A plate and frame heat exchanger (PHE) is often a preferred option because of excellent heat transfer capability. When using this type of unit, there are several critical factors that should be considered. For example, if the plate and frame heat exchanger will be used in conjunction with a cooling tower, the PHE must be designed specifically for the chemicals used as water treatment.
In addition, you will find it much easier and simpler to prevent leakage from occurring in the heat exchanger than from stopping the leak once it has begun. The most important step that you can take to ensure optimal operation is to make sure you work directly with the manufacturer. Obviously, the manufacturing company should have a solid history of excellence and unrivaled expertise specific to PHEs.
A plate and frame heat exchanger is designed to use metal plates for transferring heat between two fluids. Compared to a more traditional heat exchanger, this type of system has a huge advantage in that fluids are exposed to a larger surface area since they are spread out over the plates. Because of this, the transfer of heat is better facilitated.

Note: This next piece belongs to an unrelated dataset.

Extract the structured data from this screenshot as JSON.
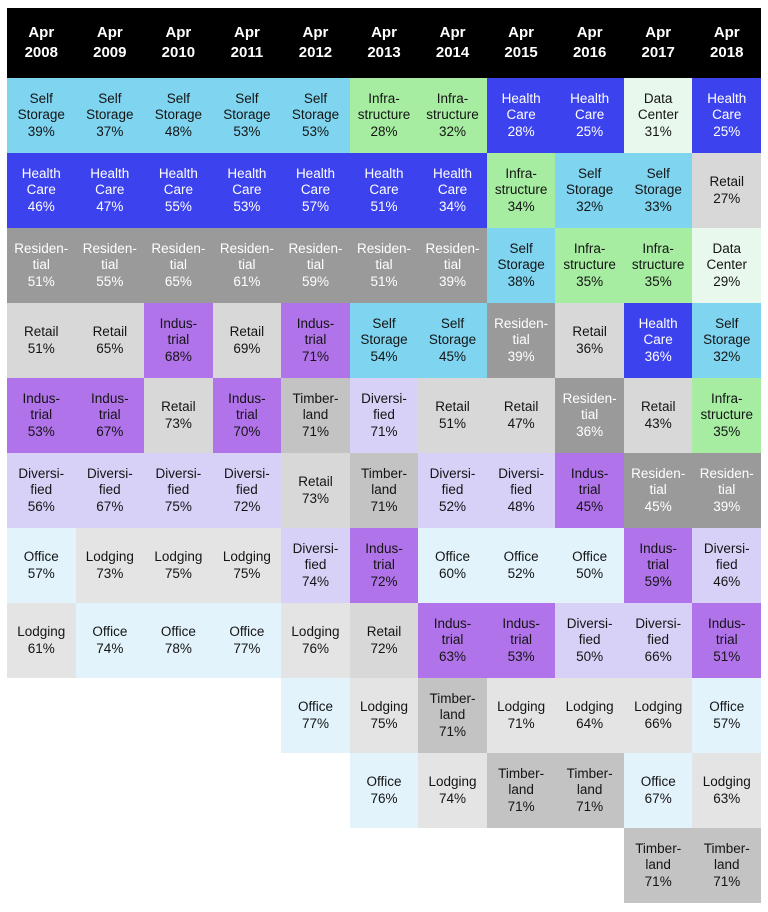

This also increases the speed of temperature change significantly. Today, a plate and frame heat exchanger is actually quite common. While there are small brazed versions used for residential purposes, large plate and frame heat exchangers for commercial or industrial use have a unique design of having gaskets in between the plates.
A plate and frame heat exchanger is used along with pipes and other types of containment vessels to heat and/or cool fluid via heat transfer between the first and a secondary fluid. Typically, the design includes a coiled pipe containing fluid that passes through a chamber with a second fluid. Additionally, the pipe walls are typically constructed from a high thermal conductivity material such as metal to help facilitate the interchange. On the larger chamber is an outer casing made from thermal insulation coated material or plastic that prevents the escape of heat.
Information to Provide Your Plate and Heat Exchanger Manufacturer
When requesting a quote, begin communicating all relevant details to the manufacturer. Because two liquid streams, known as the cold side and the hot side flow into and out of the heat exchanger, four different temperatures must be considered when determining the size of the heat exchanger. These temperatures include the hot side outlet, the hot side inlet, the cold side outlet, and the cold side inlet.
You also want to provide information so the heat exchanger can be properly sized such as flow rates, fluid names, outlet temperature, inlet temperature, maximum pressure drop, and operating pressures. Regardless if proprietary or uncommon fluids are used, you also need to provide the manufacturer with pertinent information pertaining to those fluids such as outlet temperatures, viscosity at inlet, specific gravity, thermal conductivity, and specific heat.
Sometimes, a manufacturer will ask for additional information in order to provide an accurate quote on the right type of plate and frame heat exchanger for your needs. To avoid delays, inaccurate bid, or the wrong plate and heat exchanger, be sure all information provided is accurate.